Monday, Jul. 11, 1927
Booms
Moody. "I am Very sorry, Governor, if I am late, but I have just had a session with my dentist," said Governor Alfred Emanuel Smith of New York to Governor Dan Moody of Texas.
"Well, Governor, if these New York dentists are like those I've had down in Texas, you have my sympathy," said Governor Moody.
"They are all," said Governor Smith, "bad enough."
Thus, last week, two famed Democratic Governors met for the first time, discussed dentists, avoided politics. Governor Moody was in Manhattan as the head of a Goodwill Delegation of some 125 Texans, touring the North and East, proving that the modern Texan costume includes no six-shooter, preaching the doctrine of economic interdependence among 48 states. The trip had been designed on a strictly non-political basis, Governor Moody having repeatedly refused to discuss either "politics or personalities." He did say, however, that in Texas the Ku Klux Klan is "as dead as the proverbial doornail."
Despite the taboo on politics, observers attached deep political significance to the Smith-Moody meeting, started a conversational boom for a Democratic 1928 national ticket with Governor Moody as Governor Smith's running mate. Should the Democrats nominate Governor Smith, the "logical" vice presidential candidate would be a dry Southerner, and Governor Moody has come into national prominence as the result of his having eliminated the Ferguson family from Texas politics. But attempts to interpret the meeting as a great Democratic get-together failed, inasmuch as neither of the principals mentioned politics and as Governor Moody's attitude was restrained almost to indifference. Political advisers in Texas are said to have cautioned Governor Moody against being drawn into anything approaching an endorsement of any candidate, presumably on the theory that there is no point in climbing into a wagon before you know it is the bandwagon.

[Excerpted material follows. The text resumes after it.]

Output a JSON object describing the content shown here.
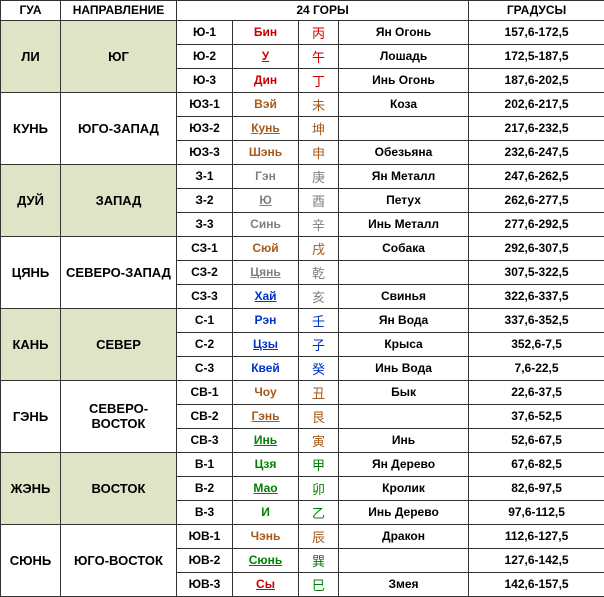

Lowden. Last week Indiana Republicans called on onetime (1917-21) Governor Frank O. Lowden of Illinois, asked permission to use his name as presidential candidate in the Indiana preferential primary in 1928. Answered Mr. Lowden: "All I can say is that I know of no man in all our history who has run away from the Presidency." Not long ago Mr. Lowden had told an Iowa delegation that "No man is too big to refuse the support of any state as a candidate for the
Republican nomination for President." Observers agree that both statements permit the interpretation that Mr. Lowden is receptive.